Taliban security forces in Afghanistan’s capital enforced a ban on women obtaining higher education by preventing them from accessing universities. The Associated Press obtained video showing the Taliban imposing a higher education ban.
A day before, the Taliban-led government of Afghanistan ordered all women to cease attending public and private universities. This was effective immediately until further notice. It hasn’t given any explanation for its ban nor reacted to international condemnation.
On Wednesday, journalists saw Taliban forces at four Kabul universities. Some women were prevented from entering the university, but others were allowed to continue their work. The forces also attempted to stop protests, photography and filming.
Rahimullah Ndeem, spokesperson for Kabul University confirmed that female students have stopped classes. According to him, some female students were permitted on campus due to administrative and paperwork reasons. Four graduation ceremonies took place Wednesday.
On Wednesday, members of the Unity and Solidarity of Afghanistan Women activist group gathered in front of the Edrak University private in Kabul to chant Dari slogans.
They said, “Do not make education politics!” They said, “Once more university has been banned for women. We don’t want to see it eliminated!”
Although they initially promised a moderater rule that would respect women’s rights, the Taliban have been widely implementing their Islamic interpretation, Sharia since August 2021.
The ban on girls in middle and high schools, as well as the banning of women from all fields of work and requiring them to dress head-to-toe in public places, has led to the exclusion and prohibitions against girls. They also ban women from gyms and parks.
Ziaullah Hashimi, the spokesperson for the Ministry of Higher Education shared a letter on Tuesday in which he asked private and public universities to immediately implement the ban and inform the ministry when the ban has been implemented.
This move will likely hurt the Taliban’s efforts to gain international recognition of their government, and help from donors. At a time where Afghanistan is in worsening humanitarian crises, this is a bad sign. International community has called on Taliban leaders to open schools again and allow women to have public spaces.
Turkey, Qatar, and Pakistan, which are all Muslim nations, expressed dismay at the ban on universities and asked authorities to reconsider or withdraw their decision.
Qatar was a major player in the facilitation of the negotiations leading to the U.S. withdrawal from Afghanistan last year. The “Afghan Caretaker Government” was asked to reconsider the ban, in accordance with Islam’s teachings on education of women.
Late Tuesday, U.S. Secretary Of State Antony J. Blinken stated that there is no country which prohibits women or girls from obtaining an education.
He warned that the Taliban could not expect to become a member of the legitimate international community unless they respected the rights of everyone in Afghanistan.

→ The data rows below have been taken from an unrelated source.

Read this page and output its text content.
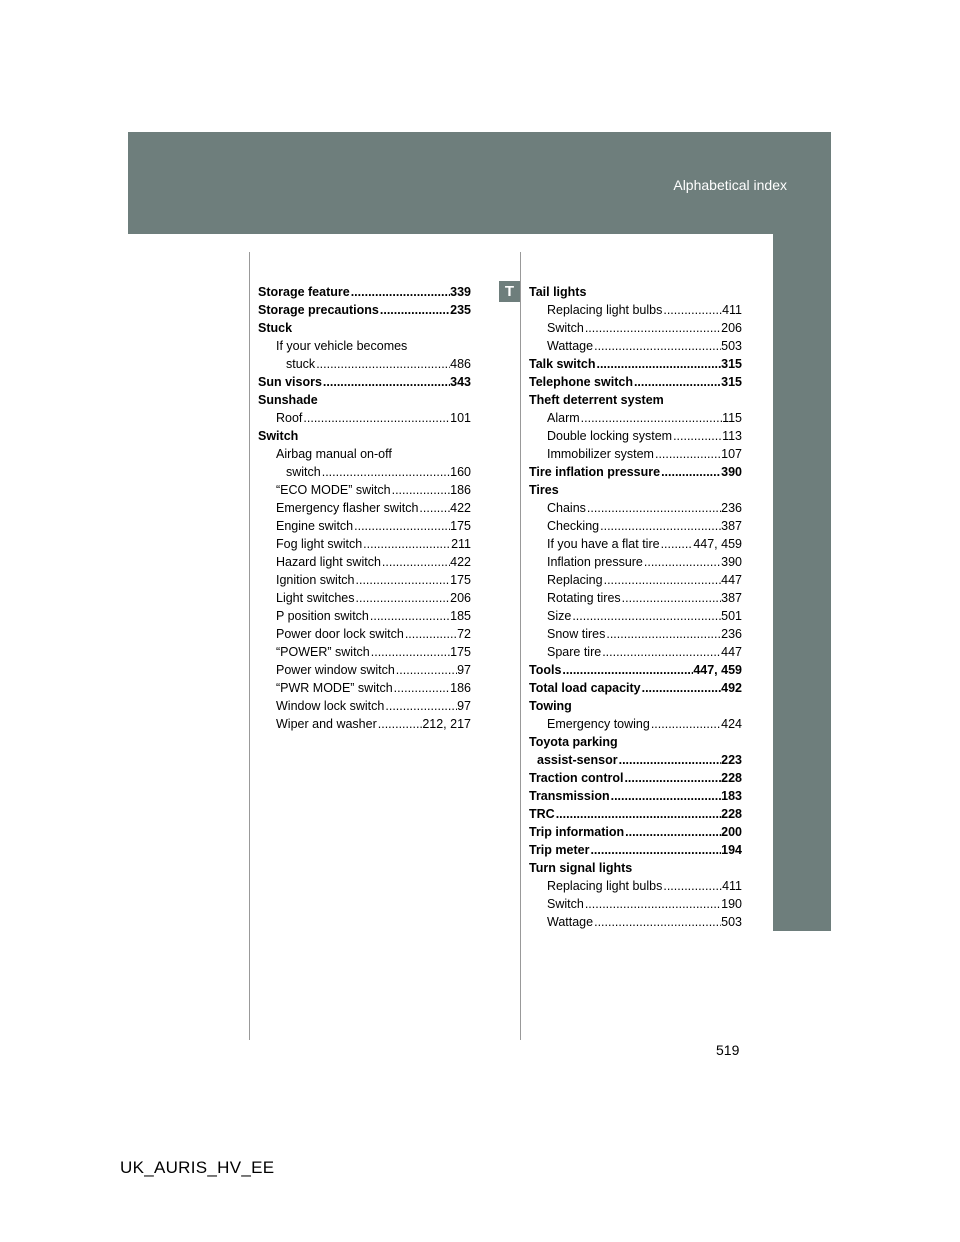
Alphabetical index
T
Storage feature .....	339
Storage precautions .....	235
Stuck
If your vehicle becomes
stuck .....	486
Sun visors .....	343
Sunshade
Roof .....	101
Switch
Airbag manual on-off
switch .....	160
“ECO MODE” switch .....	186
Emergency flasher switch .....	422
Engine switch .....	175
Fog light switch .....	211
Hazard light switch .....	422
Ignition switch .....	175
Light switches .....	206
P position switch .....	185
Power door lock switch .....	72
“POWER” switch .....	175
Power window switch .....	97
“PWR MODE” switch .....	186
Window lock switch .....	97
Wiper and washer .....	212, 217
Tail lights
Replacing light bulbs .....	411
Switch .....	206
Wattage .....	503
Talk switch .....	315
Telephone switch .....	315
Theft deterrent system
Alarm .....	115
Double locking system .....	113
Immobilizer system .....	107
Tire inflation pressure .....	390
Tires
Chains .....	236
Checking .....	387
If you have a flat tire .....	447, 459
Inflation pressure .....	390
Replacing .....	447
Rotating tires .....	387
Size .....	501
Snow tires .....	236
Spare tire .....	447
Tools .....	447, 459
Total load capacity .....	492
Towing
Emergency towing .....	424
Toyota parking
assist-sensor .....	223
Traction control .....	228
Transmission .....	183
TRC .....	228
Trip information .....	200
Trip meter .....	194
Turn signal lights
Replacing light bulbs .....	411
Switch .....	190
Wattage .....	503
519
UK_AURIS_HV_EE
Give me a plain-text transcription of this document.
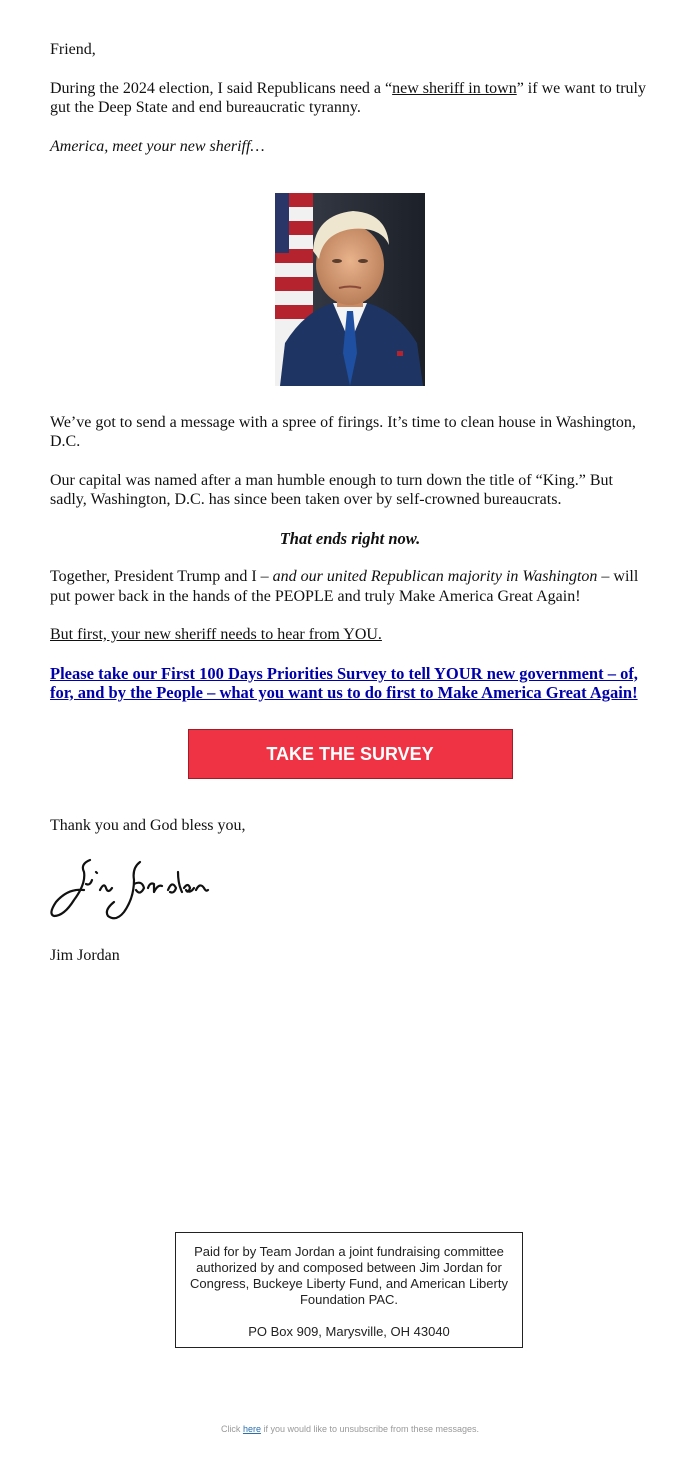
Friend,

During the 2024 election, I said Republicans need a “new sheriff in town” if we want to truly gut the Deep State and end bureaucratic tyranny.

America, meet your new sheriff…

We’ve got to send a message with a spree of firings. It’s time to clean house in Washington, D.C.

Our capital was named after a man humble enough to turn down the title of “King.” But sadly, Washington, D.C. has since been taken over by self-crowned bureaucrats.

That ends right now.

Together, President Trump and I – and our united Republican majority in Washington – will put power back in the hands of the PEOPLE and truly Make America Great Again!

But first, your new sheriff needs to hear from YOU.

Please take our First 100 Days Priorities Survey to tell YOUR new government – of, for, and by the People – what you want us to do first to Make America Great Again!
TAKE THE SURVEY

Thank you and God bless you,

Jim Jordan

Paid for by Team Jordan a joint fundraising committee authorized by and composed between Jim Jordan for Congress, Buckeye Liberty Fund, and American Liberty Foundation PAC.
PO Box 909, Marysville, OH 43040
Click here if you would like to unsubscribe from these messages.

This decision could have serious consequences for Taliban.
The U.S. State Department issued a joint statement Wednesday with Canada, Europe, and the United Kingdom warning that the ban would further isolate Afghanistan’s leaders from the international community.
Sima Bahous (head of U.N. agency for women’s right promotion) stated in a statement that the action was part of an “intense onslaught against women’s human rights in Afghanistan”, and demanded its immediate reverse.
Hamid Karzai (the former President of Afghanistan) strongly condemned the ban on women attending universities in a tweet.
Abdallah Abdallah was a former U.S.-allied leader who described universal education as “fundamental” rights. Abdallah Abdallah urged Afghanistan’s Taliban leaders to reconsider their decision.
Ahmad Saeedi, a political analyst from Afghanistan said the Taliban’s latest move may be closing the doors to international acceptance.
He said, “The question of recognition has been resolved.” The world now seeks an alternative. While the world attempted to communicate more, they (the Taliban), won’t allow anyone to talk with them about recognition.
Saeedi stated that he thinks most Afghans support female education, as they view learning as a commandment in Islam.
According to him, the decision to ban women from university was made likely by some senior Taliban leaders, such as Hibatullah Akhunzada who is based in Kandahar (the birthplace of Taliban).
Kandahar is the center of power, not Kabul’s Taliban-led government. Even if justice and higher education ministers were involved, they would have had to approve the ban on women attending universities.
U.N. experts stated last month that Taliban treatment of Afghan women and girls may be a crime against humanity. This should be investigated under international law.
The Taliban’s actions against women exacerbated existing rights violations, already some of the most draconian in the world. They also suggested that it could be considered gender persecution which would amount to a crime against humanity.
Taliban officials have denied the allegations.